Auf dem Ball war seine Anwesenheit nicht mehr lange erforderlich. Die königliche Familie zog sich früh zurück. Friedrich Wilhelm konnte sich zeitig zur Ruhe begeben. Es tat ihm not nach einer Nacht, die er nahezu schlaflos über alchimistischen Werken zugebracht hatte. Auch gedachte er am kommenden Tage schon in den ersten Morgenstunden aufzustehen, um sich genauer über die nächsten Pläne des Grafen Gaëtano zu unterrichten und engere Fühlung mit dem königlichen Münzmeister zu suchen, der das Elaborat des Italieners einwandslos als Gold anerkannt hatte.

Auf dem Ritt zum Münzamt nahm der Kronprinz einen Umweg. Jenseits des Schlosses und Domes schloß sich an den Lustgarten bald wieder ein häßliches und ärmliches Stadtviertel an, das der König und sein Hof allerdings bei ihren Ausfahrten niemals zu berühren pflegten. Die Winkel und Gassen dort im alten Kölln waren auch nur noch wert, zu verfallen und vergessen zu werden.

Aber noch lebten Menschen in ihnen, für die keine bessere Wohnstatt bereit war. Der Kronprinz faßte jede Einzelheit ins Auge; jeden umgebrochenen Zaun; jede windschief hängende Tür; die vom Sturm zerrauften, von der Feuchtigkeit und Kälte modernden Strohdächer; die schmutzigen Kinder, die sich an dem frostigen Morgen draußen umhertrieben, zaghaft zu dem vornehmen Reiter aufsahen und ihn ängstlich, darum nicht minder beharrlich anbettelten.

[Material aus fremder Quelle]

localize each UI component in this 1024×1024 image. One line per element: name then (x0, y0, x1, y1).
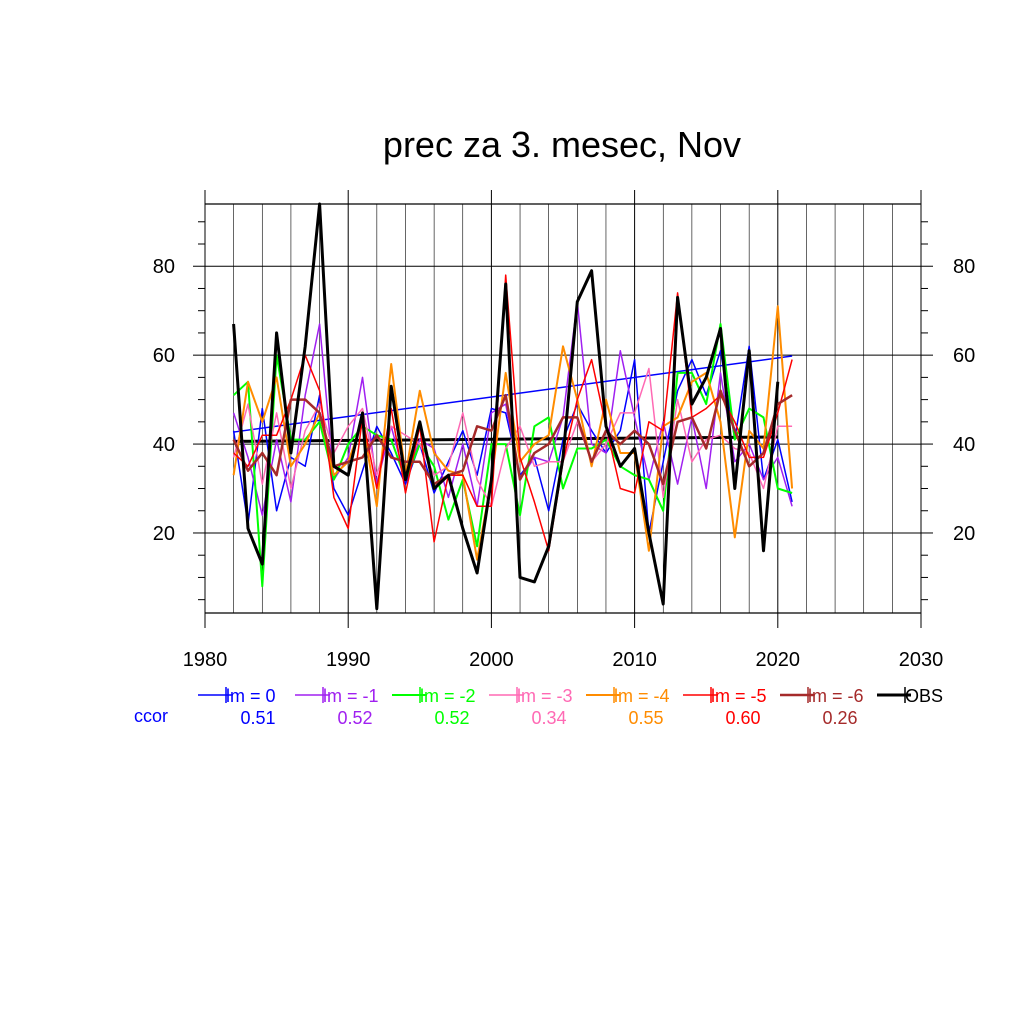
legend-label: lm = -5 (711, 686, 767, 706)
legend-label: lm = 0 (226, 686, 276, 706)
legend-label: lm = -4 (614, 686, 670, 706)
ccor-value: 0.60 (725, 708, 760, 728)
legend-label: lm = -3 (517, 686, 573, 706)
chart-title: prec za 3. mesec, Nov (383, 124, 741, 165)
ccor-value: 0.51 (240, 708, 275, 728)
y-tick-label-left: 20 (153, 523, 175, 545)
y-tick-label-right: 20 (953, 523, 975, 545)
plot-frame (205, 203, 921, 614)
legend-label: lm = -1 (323, 686, 379, 706)
y-tick-label-left: 80 (153, 256, 175, 278)
y-tick-label-left: 40 (153, 434, 175, 456)
y-tick-label-right: 60 (953, 345, 975, 367)
series-lines (232, 202, 794, 611)
x-tick-label: 2010 (612, 649, 657, 671)
grid (204, 190, 922, 628)
legend-label: OBS (905, 686, 943, 706)
x-tick-label: 2000 (469, 649, 514, 671)
x-tick-label: 1990 (326, 649, 371, 671)
legend-label: lm = -6 (808, 686, 864, 706)
ccor-value: 0.52 (434, 708, 469, 728)
series-line (232, 202, 780, 611)
ccor-label: ccor (134, 706, 168, 726)
ccor-value: 0.55 (628, 708, 663, 728)
x-tick-label: 2030 (899, 649, 944, 671)
ccor-value: 0.34 (531, 708, 566, 728)
ccor-value: 0.52 (337, 708, 372, 728)
y-tick-label-right: 40 (953, 434, 975, 456)
trend-line (233, 355, 793, 433)
x-tick-label: 1980 (183, 649, 228, 671)
x-tick-label: 2020 (756, 649, 801, 671)
ccor-value: 0.26 (822, 708, 857, 728)
y-tick-label-right: 80 (953, 256, 975, 278)
legend-label: lm = -2 (420, 686, 476, 706)
y-tick-label-left: 60 (153, 345, 175, 367)
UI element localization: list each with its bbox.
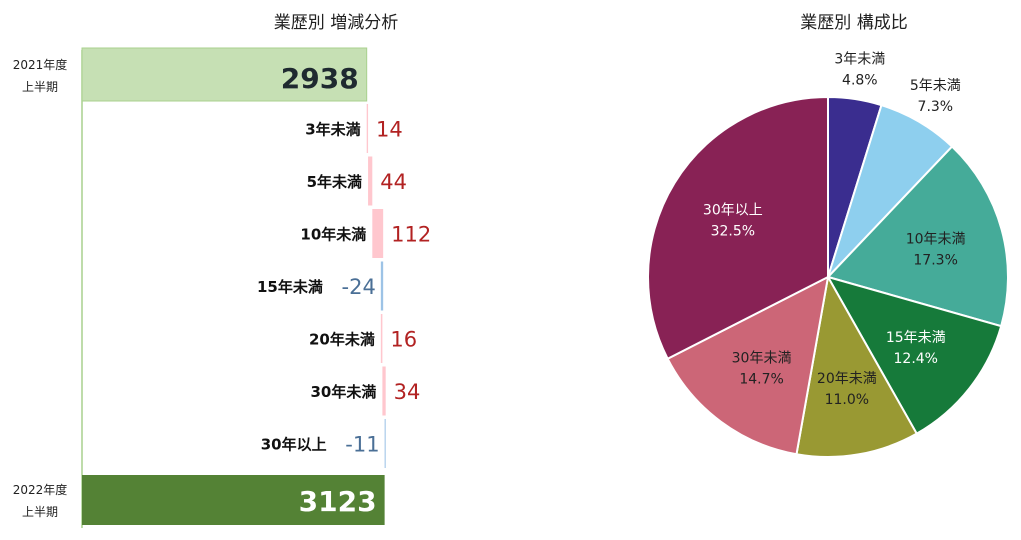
waterfall-value-end: 3123 [299, 485, 377, 518]
waterfall-bar-6 [382, 366, 386, 416]
waterfall-bar-end [82, 475, 385, 525]
waterfall-category-2: 5年未満 [307, 173, 362, 191]
waterfall-bar-7 [384, 419, 386, 468]
waterfall-bar-2 [368, 156, 373, 206]
pie-slice-3 [826, 145, 1009, 328]
waterfall-category-4: 15年未満 [257, 278, 323, 296]
pie-percent-5: 11.0% [825, 392, 869, 408]
waterfall-bar-4 [380, 261, 384, 311]
waterfall-value-6: 34 [394, 380, 421, 404]
pie-percent-4: 12.4% [894, 351, 938, 367]
waterfall-end-label-2: 上半期 [22, 505, 58, 519]
waterfall-category-7: 30年以上 [261, 436, 327, 454]
pie-category-4: 15年未満 [886, 330, 946, 346]
pie-category-7: 30年以上 [703, 203, 763, 219]
pie-slice-7 [647, 95, 829, 361]
pie-percent-6: 14.7% [739, 372, 783, 388]
waterfall-value-2: 44 [380, 170, 407, 194]
waterfall-bar-5 [380, 314, 383, 363]
pie-slice-4 [825, 275, 1003, 435]
waterfall-value-start: 2938 [281, 62, 359, 95]
pie-category-1: 3年未満 [834, 51, 885, 67]
waterfall-bar-start [81, 47, 368, 102]
pie-percent-2: 7.3% [918, 99, 954, 115]
waterfall-value-1: 14 [376, 118, 403, 142]
waterfall-value-3: 112 [391, 223, 431, 247]
waterfall-start-label-1: 2021年度 [13, 57, 68, 72]
pie-slice-6 [666, 275, 830, 456]
pie-category-6: 30年未満 [732, 351, 792, 367]
pie-category-3: 10年未満 [906, 232, 966, 248]
pie-percent-7: 32.5% [711, 224, 755, 240]
waterfall-value-4: -24 [342, 275, 376, 299]
pie-slice-5 [795, 274, 919, 458]
waterfall-bar-1 [366, 104, 369, 153]
pie-category-5: 20年未満 [817, 371, 877, 387]
waterfall-category-3: 10年未満 [300, 226, 366, 244]
waterfall-start-label-2: 上半期 [22, 80, 58, 94]
waterfall-bar-3 [372, 209, 384, 258]
pie-percent-1: 4.8% [842, 72, 878, 88]
waterfall-category-5: 20年未満 [309, 331, 375, 349]
waterfall-title: 業歴別 増減分析 [274, 13, 398, 33]
waterfall-end-label-1: 2022年度 [13, 482, 68, 497]
pie-category-2: 5年未満 [910, 78, 961, 94]
waterfall-value-7: -11 [345, 433, 379, 457]
pie-percent-3: 17.3% [913, 253, 957, 269]
waterfall-value-5: 16 [390, 328, 417, 352]
waterfall-category-6: 30年未満 [311, 383, 377, 401]
waterfall-category-1: 3年未満 [305, 121, 360, 139]
pie-title: 業歴別 構成比 [800, 13, 907, 33]
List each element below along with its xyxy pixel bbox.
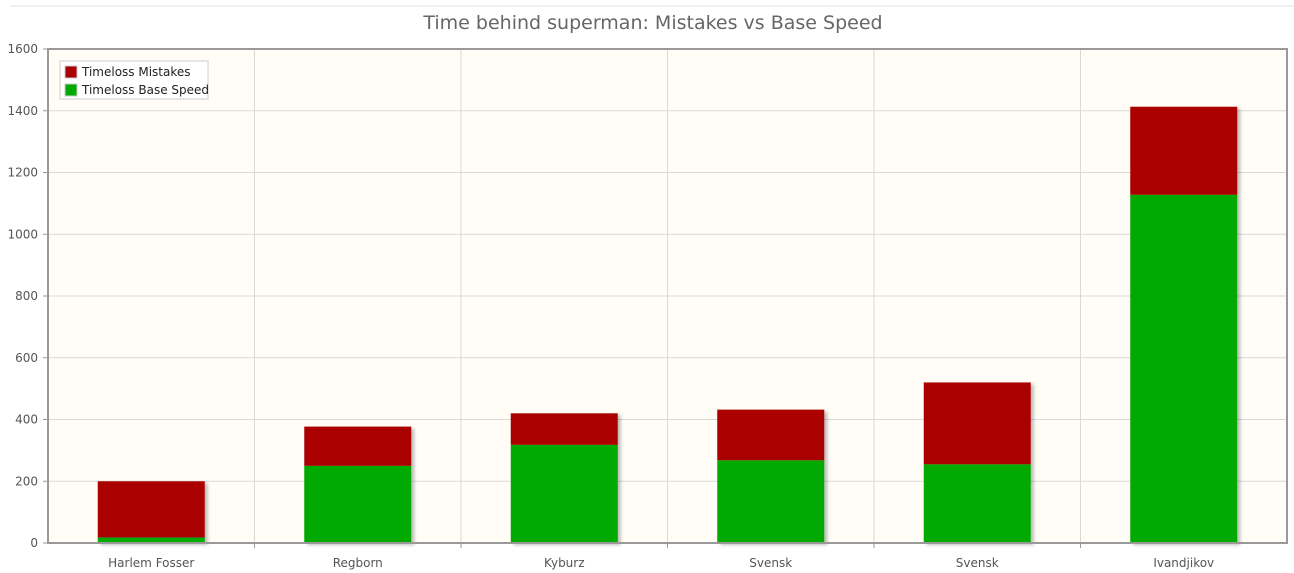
bar-segment [97, 537, 205, 543]
bars [97, 106, 1238, 544]
x-category-label: Ivandjikov [1153, 556, 1214, 570]
legend-swatch [64, 65, 78, 79]
legend-swatch [64, 83, 78, 97]
bar-stack [304, 426, 412, 543]
chart-title: Time behind superman: Mistakes vs Base S… [422, 12, 882, 34]
y-tick-label: 1600 [7, 42, 38, 56]
bar-segment [304, 426, 412, 466]
y-tick-label: 800 [15, 289, 38, 303]
bar-stack [717, 409, 825, 543]
bar-segment [717, 409, 825, 461]
plot-border [47, 48, 1288, 544]
legend-label: Timeloss Base Speed [81, 83, 209, 97]
bar-segment [97, 481, 205, 538]
bar-segment [510, 413, 618, 445]
x-category-label: Svensk [956, 556, 999, 570]
x-category-label: Harlem Fosser [108, 556, 194, 570]
axes: 0 200 400 600 800 1000 1200 1400 1600 Harlem Foss… [7, 42, 1288, 570]
y-tick-label: 0 [30, 536, 38, 550]
bar-stack [1130, 106, 1238, 544]
y-tick-label: 600 [15, 351, 38, 365]
y-tick-label: 200 [15, 474, 38, 488]
y-tick-label: 1200 [7, 166, 38, 180]
y-tick-label: 1400 [7, 104, 38, 118]
bar-stack [510, 413, 618, 543]
x-category-label: Regborn [333, 556, 383, 570]
bar-segment [923, 464, 1031, 543]
bar-segment [1130, 194, 1238, 544]
bar-stack [923, 382, 1031, 543]
x-category-label: Svensk [749, 556, 792, 570]
bar-segment [717, 460, 825, 543]
legend-box [59, 60, 209, 100]
legend-label: Timeloss Mistakes [81, 65, 191, 79]
bar-segment [304, 465, 412, 543]
legend: Timeloss Mistakes Timeloss Base Speed [59, 60, 209, 100]
y-tick-label: 400 [15, 413, 38, 427]
y-tick-label: 1000 [7, 227, 38, 241]
bar-segment [1130, 106, 1238, 195]
bar-segment [510, 444, 618, 543]
x-category-label: Kyburz [544, 556, 585, 570]
bar-stack [97, 481, 205, 543]
bar-segment [923, 382, 1031, 465]
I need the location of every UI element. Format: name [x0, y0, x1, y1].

Ein hochgewachsener junger Mann hämmerte trotz des eisigen Nordwindes an einem Fensterladen herum, der, locker und gesprungen, in den Angeln knarrte; er suchte den breiten Riß im Holz mit einer Latte zu übernageln. Aber bei jedem Hammerschlag splitterte der Sprung nur weiter. Als der Mann den Reiter anhalten sah, legte er sein Handwerkszeug auf den Fenstersims, ging ins Haus und schlug die Tür hinter sich zu.

Friedrich Wilhelm sprang vom Pferde und schritt dem jungen Menschen rasch nach. Der öffnete nur zögernd die Tür.

«Warum hat Er seine Arbeit abgebrochen?» fragte der Kronprinz unvermittelt.

«Weil das Holz keinen Nagel mehr hält.» Die Antwort schien jede weitere Frage abzuschneiden.

Der Kronprinz blieb hartnäckig und fuhr fort: «Warum müht Er sich heute überhaupt mit derlei Dingen? Weiß Er nicht, daß dieser Tag noch für die Tauffeierlichkeiten auf dem Schloß bestimmt ist?»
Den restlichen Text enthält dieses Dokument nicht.